EXPLORATORY DATA ANALYSIS -
Global Population Data

Data Set: Press Here
GitHub File: Press Here

Overview:
This project focuses on exploring and analysing global population data using Python. By applying key exploratory data analysis (EDA) techniques, the project provides insights into population trends by year, continent, and world population percentage. The visualisations offer an understanding of the dataset, useful for population studies and trends over time.

Key Skills Used:
Pandas: DataFrame manipulation and transformation
Seaborn & Matplotlib: Data visualisation techniques like heatmaps and line charts
Data Cleaning & Transformation: Handling null values, removing duplicates, splitting columns
Data Correlation: Calculating and visualising correlation matrices for deeper insights

Code Description:
The code uses the Pandas library to load, clean, and analyse world population data. It performs several operations, including removing duplicates, calculating correlation matrices, grouping by continent, and visualising population growth trends. The outputs help uncover insights into population distributions and growth over time.

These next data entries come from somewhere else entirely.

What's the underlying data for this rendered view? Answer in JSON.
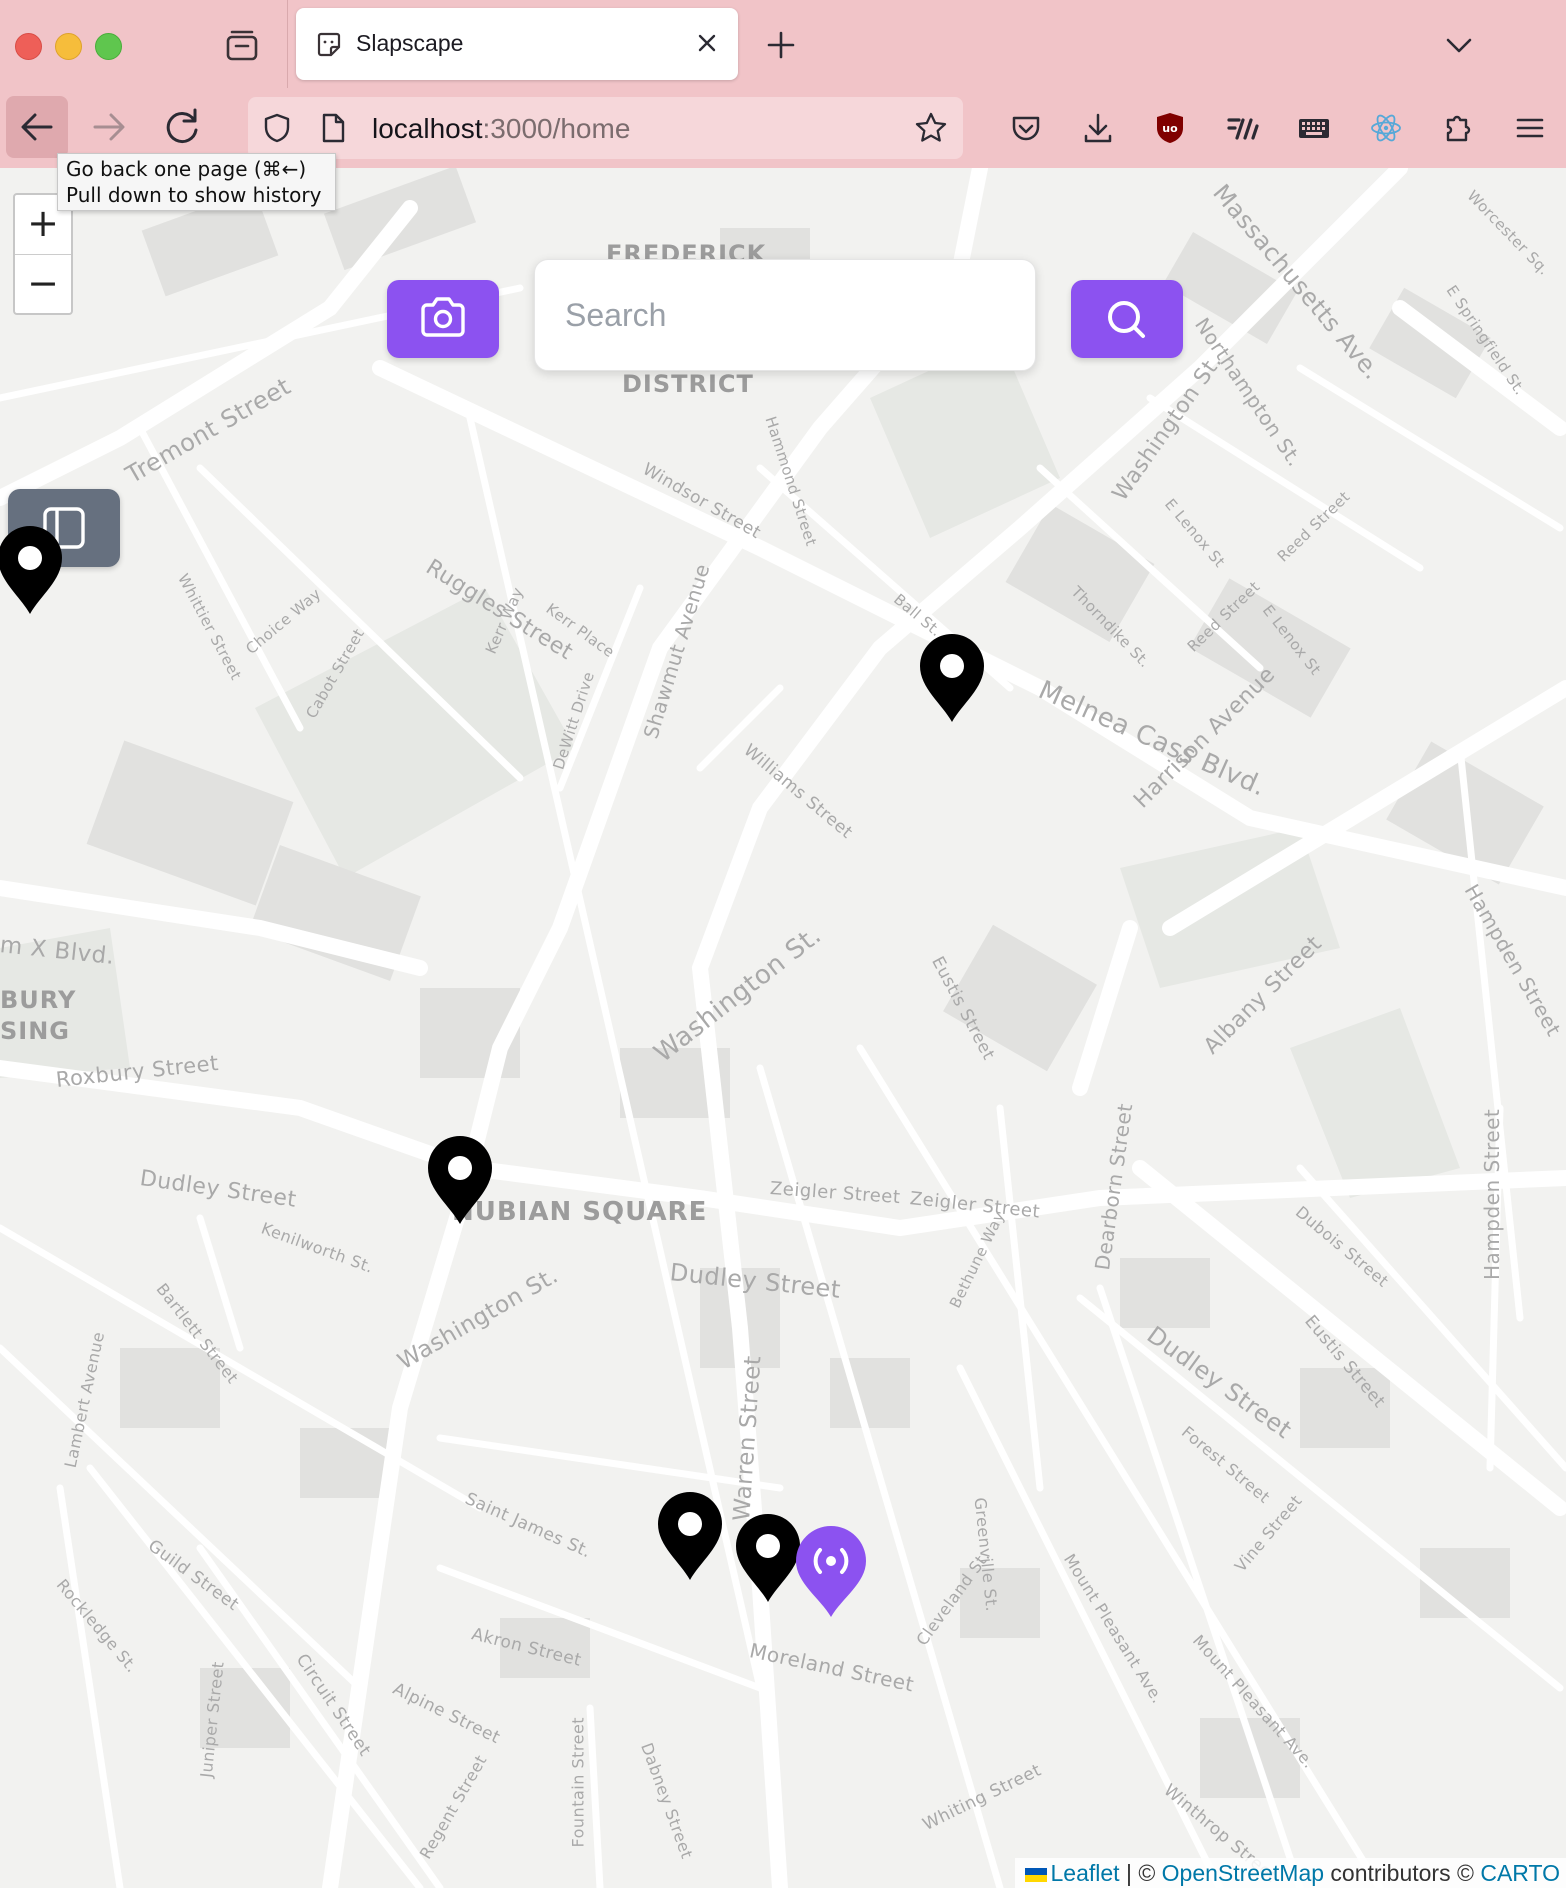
{
  "browser": {
    "tab_title": "Slapscape",
    "url_host": "localhost",
    "url_path": ":3000/home",
    "tooltip": [
      "Go back one page (⌘←)",
      "Pull down to show history"
    ]
  },
  "map": {
    "search_placeholder": "Search",
    "zoom_in": "+",
    "zoom_out": "−",
    "district_labels": [
      "FREDERICK",
      "DISTRICT",
      "BURY",
      "SING",
      "NUBIAN SQUARE"
    ],
    "street_labels": [
      "Tremont Street",
      "Ruggles Street",
      "Shawmut Avenue",
      "Washington St.",
      "Washington St.",
      "Washington St.",
      "Melnea Cass Blvd.",
      "Massachusetts Ave.",
      "Northampton St.",
      "Harrison Avenue",
      "Albany Street",
      "Hampden Street",
      "Hampden Street",
      "Dudley Street",
      "Dudley Street",
      "Dudley Street",
      "Roxbury Street",
      "Warren Street",
      "Moreland Street",
      "Zeigler Street",
      "Zeigler Street",
      "Eustis Street",
      "Eustis Street",
      "Dearborn Street",
      "Windsor Street",
      "Williams Street",
      "Kenilworth St.",
      "Bartlett Street",
      "Saint James St.",
      "Akron Street",
      "Alpine Street",
      "Circuit Street",
      "Guild Street",
      "Rockledge St.",
      "Lambert Avenue",
      "Juniper Street",
      "Regent Street",
      "Fountain Street",
      "Dabney Street",
      "Whiting Street",
      "Winthrop Street",
      "Mount Pleasant Ave.",
      "Mount Pleasant Ave.",
      "Greenville St.",
      "Cleveland St.",
      "Bethune Way",
      "Forest Street",
      "Vine Street",
      "Dubois Street",
      "Thorndike St.",
      "Reed Street",
      "Reed Street",
      "E Lenox St",
      "E Lenox St",
      "Ball St.",
      "Kerr Place",
      "Kerr Way",
      "DeWitt Drive",
      "Cabot Street",
      "Choice Way",
      "Whittier Street",
      "Hammond Street",
      "Worcester Sq.",
      "E Springfield St.",
      "m X Blvd."
    ],
    "attribution": {
      "leaflet": "Leaflet",
      "sep": " | © ",
      "osm": "OpenStreetMap",
      "contrib": " contributors © ",
      "carto": "CARTO"
    }
  }
}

Why This Project is Worth Doing:
• This project highlights the importance of using Python for data analysis, particularly for large datasets.
• It demonstrates how visualisations can provide clear insights into global population trends, essential for reporting.
• The steps involved in cleaning and transforming data are key tasks for any data analyst.

Step-by-Step Guide for EDA:
1. Data: The CSV file is loaded into a Pandas DataFrame.
2. Data Cleaning: Remove duplicates and handle missing values.
3. Visualise Data: Plot correlation matrices and population growth trends using Seaborn and Matplotlib.
4. Grouping by Continent: Analyse population data grouped by continent.

Visual Output Examples:
Summary statistics for populations across different years:
Stats table
Heatmap showing correlations between numeric features:
Correlation Heatmap
Population data grouped by continent:
Grouped table
Box Plot chart showing the various metrics:
Population Box Plot

CONCLUDING REMARKS
This project deepened my understanding of how to apply Exploratory Data Analysis (EDA) techniques using Python, particularly through the use of Pandas for data manipulation, Seaborn and Matplotlib for visualisations. Working with global population data provided insights into how to uncover trends, patterns, and relationships within datasets. I developed the ability to clean and transform data, handle missing values, and create meaningful visualisations that guide decision-making. These skills are fundamental for any data analyst aiming to extract actionable insights from complex datasets, and this project has significantly improved my ability to present data in a clear and concise manner.